まあいずれにせよ、いくら事前に車両データをもらって想定してみても、実際のところは走らせてみるまでわからないわけで、2003年シーズンの開幕前テストはハードな内容になりました。ところがこの年は、タイヤ開発に関してひとつの障害が発生。プロトン・チームKRが新たに導入した4スト5気筒マシンはトラブル続きで、そもそも開幕には間に合わず、第4戦までは前年に使用していた2スト3気筒のKR3で参戦。タイヤ開発において、とくに耐久性の検証に関してまるであてにならない状況だったのです。
そのような事情もあり、玉田選手の実力だけでなくタイヤの性能に関しても“未知数”だらけのまま、4月第1週の日本GPを迎えることになりました。しかしこの大会で、玉田選手が予選5番手を獲得。決勝は13周目に転倒してリタイアに終わったものの、5番手を走行して4番手のセテ・ジベルノー選手を僅差で追い、レース中のベストラップは4番手をマーク。しかも、トップライダーであるバレンティーノ・ロッシ選手やマックス・ビアッジ選手らが6周目にベストを記録してからタイムを下降させたのに対して、玉田選手のベストラップは10周目と、タイヤの耐久性に関しても希望が持てる内容でした。
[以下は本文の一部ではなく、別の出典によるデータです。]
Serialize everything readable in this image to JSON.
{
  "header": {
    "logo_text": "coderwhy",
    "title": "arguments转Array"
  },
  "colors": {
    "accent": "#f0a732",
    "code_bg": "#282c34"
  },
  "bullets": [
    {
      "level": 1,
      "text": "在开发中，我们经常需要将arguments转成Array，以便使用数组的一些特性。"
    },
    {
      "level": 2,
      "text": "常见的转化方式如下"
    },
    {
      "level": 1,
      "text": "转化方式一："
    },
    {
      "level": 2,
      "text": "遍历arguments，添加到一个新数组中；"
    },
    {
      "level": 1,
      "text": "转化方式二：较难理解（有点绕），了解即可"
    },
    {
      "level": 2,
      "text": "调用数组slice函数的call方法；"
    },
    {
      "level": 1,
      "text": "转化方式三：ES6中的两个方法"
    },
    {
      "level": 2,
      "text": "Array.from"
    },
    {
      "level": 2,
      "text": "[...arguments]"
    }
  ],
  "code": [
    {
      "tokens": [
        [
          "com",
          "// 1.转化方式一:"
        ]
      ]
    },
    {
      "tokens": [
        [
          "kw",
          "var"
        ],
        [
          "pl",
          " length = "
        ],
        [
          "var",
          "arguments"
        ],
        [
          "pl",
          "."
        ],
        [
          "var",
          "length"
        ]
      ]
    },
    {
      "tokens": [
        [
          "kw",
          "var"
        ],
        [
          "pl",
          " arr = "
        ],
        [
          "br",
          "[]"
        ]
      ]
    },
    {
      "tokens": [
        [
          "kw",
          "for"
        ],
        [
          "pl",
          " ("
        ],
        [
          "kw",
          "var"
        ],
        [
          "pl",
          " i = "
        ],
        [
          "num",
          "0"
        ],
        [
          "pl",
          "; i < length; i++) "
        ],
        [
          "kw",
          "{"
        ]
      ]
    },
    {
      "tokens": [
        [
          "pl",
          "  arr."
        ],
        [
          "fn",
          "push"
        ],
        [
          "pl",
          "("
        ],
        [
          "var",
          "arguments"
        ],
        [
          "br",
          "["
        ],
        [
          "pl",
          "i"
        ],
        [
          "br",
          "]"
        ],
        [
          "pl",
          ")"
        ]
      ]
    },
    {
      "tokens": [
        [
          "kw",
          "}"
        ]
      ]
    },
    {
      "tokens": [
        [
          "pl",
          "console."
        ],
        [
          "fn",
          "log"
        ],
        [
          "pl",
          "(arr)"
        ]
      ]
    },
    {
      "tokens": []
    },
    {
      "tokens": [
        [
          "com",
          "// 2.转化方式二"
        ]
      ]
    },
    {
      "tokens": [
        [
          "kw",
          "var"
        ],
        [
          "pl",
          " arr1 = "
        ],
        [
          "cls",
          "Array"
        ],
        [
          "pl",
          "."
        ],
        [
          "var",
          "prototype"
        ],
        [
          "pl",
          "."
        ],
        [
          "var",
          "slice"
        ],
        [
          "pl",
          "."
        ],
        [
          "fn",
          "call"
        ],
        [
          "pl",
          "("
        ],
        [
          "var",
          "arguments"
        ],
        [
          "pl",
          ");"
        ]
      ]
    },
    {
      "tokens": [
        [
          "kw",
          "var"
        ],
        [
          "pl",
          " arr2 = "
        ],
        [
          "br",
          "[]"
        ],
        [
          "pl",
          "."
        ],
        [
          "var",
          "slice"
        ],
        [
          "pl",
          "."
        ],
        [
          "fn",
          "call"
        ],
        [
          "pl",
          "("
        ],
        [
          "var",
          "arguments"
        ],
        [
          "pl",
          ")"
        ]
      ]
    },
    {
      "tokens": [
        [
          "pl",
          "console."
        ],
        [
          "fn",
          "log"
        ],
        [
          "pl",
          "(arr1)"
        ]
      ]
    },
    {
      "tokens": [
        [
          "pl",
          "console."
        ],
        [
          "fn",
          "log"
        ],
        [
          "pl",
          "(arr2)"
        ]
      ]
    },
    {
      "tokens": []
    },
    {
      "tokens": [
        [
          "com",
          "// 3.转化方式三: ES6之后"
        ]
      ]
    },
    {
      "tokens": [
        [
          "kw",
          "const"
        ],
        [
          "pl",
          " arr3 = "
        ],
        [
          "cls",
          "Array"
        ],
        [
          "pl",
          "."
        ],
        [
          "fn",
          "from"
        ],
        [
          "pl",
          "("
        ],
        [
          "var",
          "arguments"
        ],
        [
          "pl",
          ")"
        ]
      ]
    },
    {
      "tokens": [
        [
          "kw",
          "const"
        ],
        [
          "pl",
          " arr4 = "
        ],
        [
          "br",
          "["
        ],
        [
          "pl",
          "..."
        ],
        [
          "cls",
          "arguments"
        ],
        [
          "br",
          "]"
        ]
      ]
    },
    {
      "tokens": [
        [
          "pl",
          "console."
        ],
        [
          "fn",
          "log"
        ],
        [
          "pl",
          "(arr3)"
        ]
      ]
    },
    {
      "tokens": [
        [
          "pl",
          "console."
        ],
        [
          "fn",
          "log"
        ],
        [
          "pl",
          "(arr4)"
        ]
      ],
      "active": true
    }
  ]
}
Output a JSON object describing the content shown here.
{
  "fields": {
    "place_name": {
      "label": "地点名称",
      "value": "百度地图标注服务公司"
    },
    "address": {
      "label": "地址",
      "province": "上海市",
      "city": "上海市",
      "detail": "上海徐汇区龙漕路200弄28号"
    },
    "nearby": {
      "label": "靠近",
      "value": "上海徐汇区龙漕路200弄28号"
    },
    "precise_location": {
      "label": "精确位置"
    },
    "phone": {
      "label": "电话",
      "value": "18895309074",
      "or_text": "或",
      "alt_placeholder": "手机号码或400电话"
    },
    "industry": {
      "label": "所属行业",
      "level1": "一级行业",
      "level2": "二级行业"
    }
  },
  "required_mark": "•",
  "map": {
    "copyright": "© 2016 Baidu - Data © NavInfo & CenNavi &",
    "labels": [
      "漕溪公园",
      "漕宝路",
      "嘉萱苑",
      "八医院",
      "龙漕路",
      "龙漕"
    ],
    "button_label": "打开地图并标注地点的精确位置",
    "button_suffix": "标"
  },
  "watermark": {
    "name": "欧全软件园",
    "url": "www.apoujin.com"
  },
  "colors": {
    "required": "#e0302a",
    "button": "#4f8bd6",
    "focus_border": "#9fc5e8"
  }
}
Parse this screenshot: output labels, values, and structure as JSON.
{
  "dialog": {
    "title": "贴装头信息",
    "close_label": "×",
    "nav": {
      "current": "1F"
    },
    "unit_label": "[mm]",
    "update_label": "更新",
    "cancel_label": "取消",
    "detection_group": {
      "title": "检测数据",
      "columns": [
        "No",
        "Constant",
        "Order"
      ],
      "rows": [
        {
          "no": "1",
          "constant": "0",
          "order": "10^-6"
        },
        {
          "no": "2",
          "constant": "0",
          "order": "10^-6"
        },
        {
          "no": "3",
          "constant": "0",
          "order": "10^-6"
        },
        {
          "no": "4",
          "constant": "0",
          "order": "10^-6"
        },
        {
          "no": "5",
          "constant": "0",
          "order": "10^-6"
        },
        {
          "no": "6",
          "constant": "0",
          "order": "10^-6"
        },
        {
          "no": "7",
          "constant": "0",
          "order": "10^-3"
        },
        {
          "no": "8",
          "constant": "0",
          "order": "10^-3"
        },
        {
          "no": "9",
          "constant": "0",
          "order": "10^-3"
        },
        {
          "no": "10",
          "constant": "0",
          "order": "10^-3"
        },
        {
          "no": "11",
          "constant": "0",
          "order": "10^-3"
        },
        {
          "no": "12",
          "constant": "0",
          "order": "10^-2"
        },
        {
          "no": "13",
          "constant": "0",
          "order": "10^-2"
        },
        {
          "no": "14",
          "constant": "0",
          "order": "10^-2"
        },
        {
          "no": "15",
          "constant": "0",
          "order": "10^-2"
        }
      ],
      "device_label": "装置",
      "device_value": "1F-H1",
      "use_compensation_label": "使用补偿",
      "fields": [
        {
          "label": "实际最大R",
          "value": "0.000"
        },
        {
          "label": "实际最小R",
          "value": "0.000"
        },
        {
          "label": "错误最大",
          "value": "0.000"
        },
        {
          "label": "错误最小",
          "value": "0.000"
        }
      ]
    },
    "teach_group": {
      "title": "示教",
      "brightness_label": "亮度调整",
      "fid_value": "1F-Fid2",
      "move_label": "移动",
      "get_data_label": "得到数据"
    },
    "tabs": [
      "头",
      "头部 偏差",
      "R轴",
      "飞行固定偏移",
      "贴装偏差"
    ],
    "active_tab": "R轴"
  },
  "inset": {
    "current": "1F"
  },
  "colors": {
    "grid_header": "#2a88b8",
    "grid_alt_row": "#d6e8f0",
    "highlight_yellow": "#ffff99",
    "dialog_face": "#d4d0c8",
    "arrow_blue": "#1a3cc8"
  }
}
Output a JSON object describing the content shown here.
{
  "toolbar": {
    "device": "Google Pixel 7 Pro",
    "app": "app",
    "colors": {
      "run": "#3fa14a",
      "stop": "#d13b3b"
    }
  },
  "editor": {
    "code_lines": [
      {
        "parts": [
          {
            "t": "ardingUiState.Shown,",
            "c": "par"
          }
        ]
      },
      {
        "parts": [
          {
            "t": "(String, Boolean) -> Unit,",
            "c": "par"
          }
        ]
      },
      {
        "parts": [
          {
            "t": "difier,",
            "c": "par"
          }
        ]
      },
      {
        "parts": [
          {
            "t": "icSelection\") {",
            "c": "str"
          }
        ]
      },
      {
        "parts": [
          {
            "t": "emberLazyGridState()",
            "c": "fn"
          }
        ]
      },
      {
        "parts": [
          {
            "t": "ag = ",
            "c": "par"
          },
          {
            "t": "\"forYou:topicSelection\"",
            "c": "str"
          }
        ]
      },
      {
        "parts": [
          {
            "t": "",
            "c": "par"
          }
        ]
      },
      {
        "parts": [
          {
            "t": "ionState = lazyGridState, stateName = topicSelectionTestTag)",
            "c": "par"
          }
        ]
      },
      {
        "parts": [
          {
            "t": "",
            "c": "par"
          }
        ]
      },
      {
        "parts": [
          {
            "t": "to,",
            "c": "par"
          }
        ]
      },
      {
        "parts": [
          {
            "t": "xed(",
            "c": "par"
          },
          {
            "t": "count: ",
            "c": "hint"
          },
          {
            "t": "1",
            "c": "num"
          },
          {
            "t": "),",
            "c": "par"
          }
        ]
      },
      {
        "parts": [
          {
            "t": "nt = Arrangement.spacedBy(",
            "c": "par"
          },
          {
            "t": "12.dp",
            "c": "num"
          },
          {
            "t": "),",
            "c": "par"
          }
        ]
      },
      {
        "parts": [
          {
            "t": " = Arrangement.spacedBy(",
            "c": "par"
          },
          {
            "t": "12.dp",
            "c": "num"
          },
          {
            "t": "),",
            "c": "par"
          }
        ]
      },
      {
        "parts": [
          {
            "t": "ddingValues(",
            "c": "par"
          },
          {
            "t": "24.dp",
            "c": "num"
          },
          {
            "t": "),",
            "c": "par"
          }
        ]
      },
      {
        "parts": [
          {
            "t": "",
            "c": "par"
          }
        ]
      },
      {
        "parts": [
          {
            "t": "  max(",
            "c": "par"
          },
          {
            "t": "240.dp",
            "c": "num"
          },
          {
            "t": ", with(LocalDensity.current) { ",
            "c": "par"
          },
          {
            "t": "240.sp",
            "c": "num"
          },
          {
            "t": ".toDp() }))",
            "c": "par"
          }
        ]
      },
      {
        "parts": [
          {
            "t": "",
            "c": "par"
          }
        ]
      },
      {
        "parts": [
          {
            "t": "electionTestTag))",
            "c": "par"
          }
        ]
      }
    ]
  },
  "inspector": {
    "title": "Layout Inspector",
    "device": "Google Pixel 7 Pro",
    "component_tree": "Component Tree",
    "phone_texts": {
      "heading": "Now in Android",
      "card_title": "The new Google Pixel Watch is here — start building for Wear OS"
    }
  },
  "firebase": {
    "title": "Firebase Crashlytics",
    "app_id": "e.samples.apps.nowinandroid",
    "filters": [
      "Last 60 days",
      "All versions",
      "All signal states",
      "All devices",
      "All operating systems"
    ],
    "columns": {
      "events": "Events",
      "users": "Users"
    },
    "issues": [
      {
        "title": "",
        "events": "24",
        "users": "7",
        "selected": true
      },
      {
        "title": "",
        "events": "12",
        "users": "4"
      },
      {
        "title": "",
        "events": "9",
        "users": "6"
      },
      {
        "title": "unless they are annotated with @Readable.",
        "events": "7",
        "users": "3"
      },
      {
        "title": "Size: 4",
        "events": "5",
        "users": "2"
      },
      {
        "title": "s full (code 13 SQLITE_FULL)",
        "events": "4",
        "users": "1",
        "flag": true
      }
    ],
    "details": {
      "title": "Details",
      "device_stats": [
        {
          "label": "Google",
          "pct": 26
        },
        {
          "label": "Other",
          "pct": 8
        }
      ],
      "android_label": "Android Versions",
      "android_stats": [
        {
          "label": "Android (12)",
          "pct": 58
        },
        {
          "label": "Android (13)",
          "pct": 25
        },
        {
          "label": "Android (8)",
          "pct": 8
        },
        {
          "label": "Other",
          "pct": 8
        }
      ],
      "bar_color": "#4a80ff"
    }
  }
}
もちろん鈴鹿サーキットは、玉田選手にとっては走り慣れたコース。しかも開幕前には鈴鹿でテストも敢行していました。それまでにも、やや特殊な環境である日本のコースで好成績を残した日本人ライダーはたくさんいましたし、日本GPの結果だけで玉田選手を評価するのは気が早いことも理解していましたが、“未知数”だらけのMotoGPルーキーがサテライトチームから参戦してこれだけの実力を発揮してくれたことをうれしく感じました。
そして玉田選手は、続く第2戦南アフリカGPこそ14位に終わりましたが、第3戦からスタートしたヨーロッパラウンドで、かなり善戦してくれたのです。ヘレスサーキットで開催された第3戦スペインGPでは6位。ウェットコンディションとなったル・マンの第4戦フランスGPはリタイアでしたが、ムジェロの第5戦イタリアGPでは4位と、まだタイム差があるとはいえトップ3まであとひとつに迫り、シーズン最初の目標にしていた表彰台登壇は近いと自信を持つことになったのです。
ところが、第6戦カタルニアGPで7位となって以降、第7~11戦までは16位、13位、13位、9位、10位と低迷します。当時は多数のファクトリーチームと有力なサテライトチームが参戦しており、サテライトチームから参戦するルーキーとしては、トップ10入りならそれほど悪くない成績と考えることもできるのですが、シーズン序盤に期待を高めていたぶん、もどかしさを感じる時期となりました。もっとも、この第11戦までは、ヨーロッパのサーキットを転戦していて、玉田選手にとっては初めて走るサーキットがほとんど。いまになって振り返れば、そういう状況でよく頑張ってくれていたと思います。
ちなみに、9位となった第10戦チェコGPが開催されたブルノサーキットでは、事前テストも実施していて、非常によいデータを記録していました。そのため我々は、初表彰台を達成するならこのコースなのではないかという期待もあったのです。しかしそれは実現できず、シーズンは間もなく終盤戦。我々はやや焦りを感じていました。
一方で、玉田選手がレースで記録する数々のデータに救われることも……。例えば自信があったチェコGPは9位に終わりましたが、前年のレースタイムに照らし合わせると、玉田選手は3位に入賞できるタイム。つまり、我々が進化していないのではなく、ライバル全体のレベルアップが著しいということがわかりました。10位だった第11戦ポルトガルGPでも、区間タイムのうち最終のセクションT4では、ロッシ選手やジベルノー選手よりも玉田選手のほうが速いことも判明しました。結果が残せないレースが続く一方で、我々には表彰台に向けた光も見えていたのです。